Extract the four variable as X and species as Y:


In [5]:
X = iris.values[:, 0:4] # extract the 1st to the 3rd columns of all rows
Y = iris.values[:, 4] # extract the 4th column of all rows
# print(X)
# print(Y)

We can now perform PCA with the following code:


In [6]:
from sklearn.decomposition import PCA
pca = PCA(n_components=2) # set the number of components to 2
X_r = pca.fit(X).transform(X)

#Make a dataframe with the results
df = pd.DataFrame(X_r, columns=['PC1', 'PC2'])
df['species'] = Y

Now we only have two dimensions. We can plot them again with the previous code:


In [7]:
sns.pairplot(df, hue='species')


Out[7]:
<seaborn.axisgrid.PairGrid at 0x17c4f9bc3c8>

Compare with the previous plot. What do you think PCA was doing? How did it reduce dimensionality to 2?

#TODO: provide your thoughts PCA reduces the dimensionality keeping the data property intact. Following steps are followed to reduce the dimensionality: 1. Center the data (shift each column so that mean = 0) 2. Calculate covariance matrix 3. Calculate eigenvalues and eigenvectors of the covariance matrix 4. If you sort the eigenvalues from largest to the smallest, the corresponding eigenvectors are the nth principal components.

t-SNE

t-SNE (t-Distributed Stochastic Neighbor Embedding) is also tool to visualize high-dimensional data. The technique has become widespread in the field of machine learning, since it has an almost magical ability to create compelling two-dimensonal “maps” from data with hundreds or even thousands of dimensions.

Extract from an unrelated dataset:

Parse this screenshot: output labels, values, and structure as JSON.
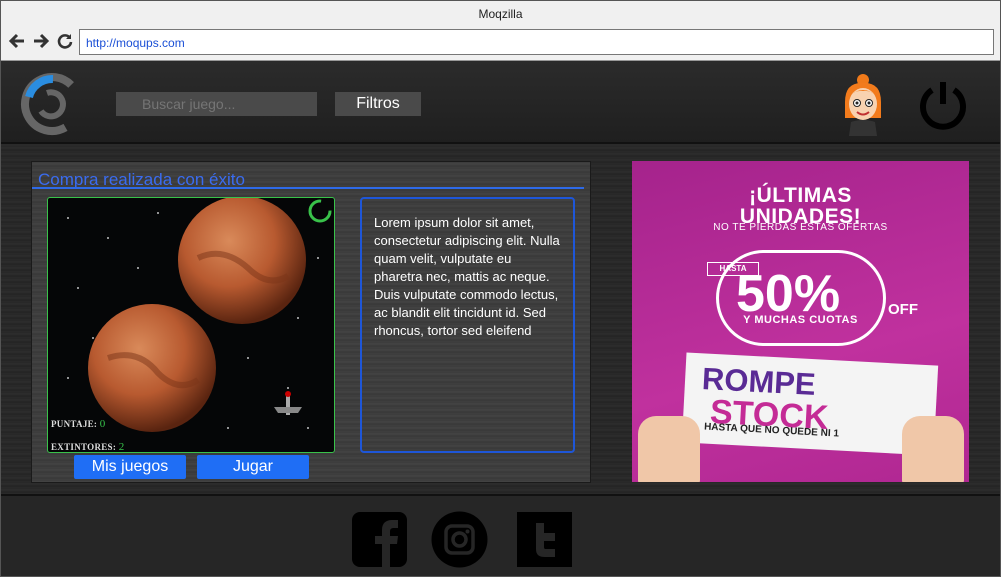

Let's try it out with the iris data.


In [8]:
from sklearn.manifold import TSNE

In [9]:
from sklearn.datasets import load_iris

iris = load_iris()
X_tsne = TSNE(learning_rate=100, perplexity=30).fit_transform(iris.data)

In [10]:
plt.figure(figsize=(10, 5))
plt.subplot(121)
plt.scatter(X_tsne[:, 0], X_tsne[:, 1], c=iris.target, cmap='Set1', s=30)


Out[10]:
<matplotlib.collections.PathCollection at 0x17c51067ba8>

The hyperparameter perplexity determines how to balance attention between local and global aspects of your data. Changing this parameter (default is 30) can cause drastic changes in the output:


In [11]:
X_tsne = TSNE(learning_rate=100, perplexity=10).fit_transform(iris.data)
plt.figure(figsize=(10, 5))
plt.subplot(121)
plt.scatter(X_tsne[:, 0], X_tsne[:, 1], c=iris.target, cmap='Set1', s=30)


Out[11]:
<matplotlib.collections.PathCollection at 0x17c5109f630>

Experiment with a few different perplexity values. How do you think it influences the result?


In [12]:
#TODO: put your experiments and answers here.
for i in range(0, 150, 10):
    X_tsne = TSNE(learning_rate=100, perplexity = i).fit_transform(iris.data)
    plt.figure(figsize=(10, 5))
    plt.subplot(121)
    plt.title("Perplexity value: " + str(i))
    plt.scatter(X_tsne[:, 0], X_tsne[:, 1], c=iris.target, cmap='Set1', s=30)


As perplexity increases 2D scale gets smaller. Data seems to spread out more. The perplexity arugment is related to number of nearest neighbors used in other manifold algorithm.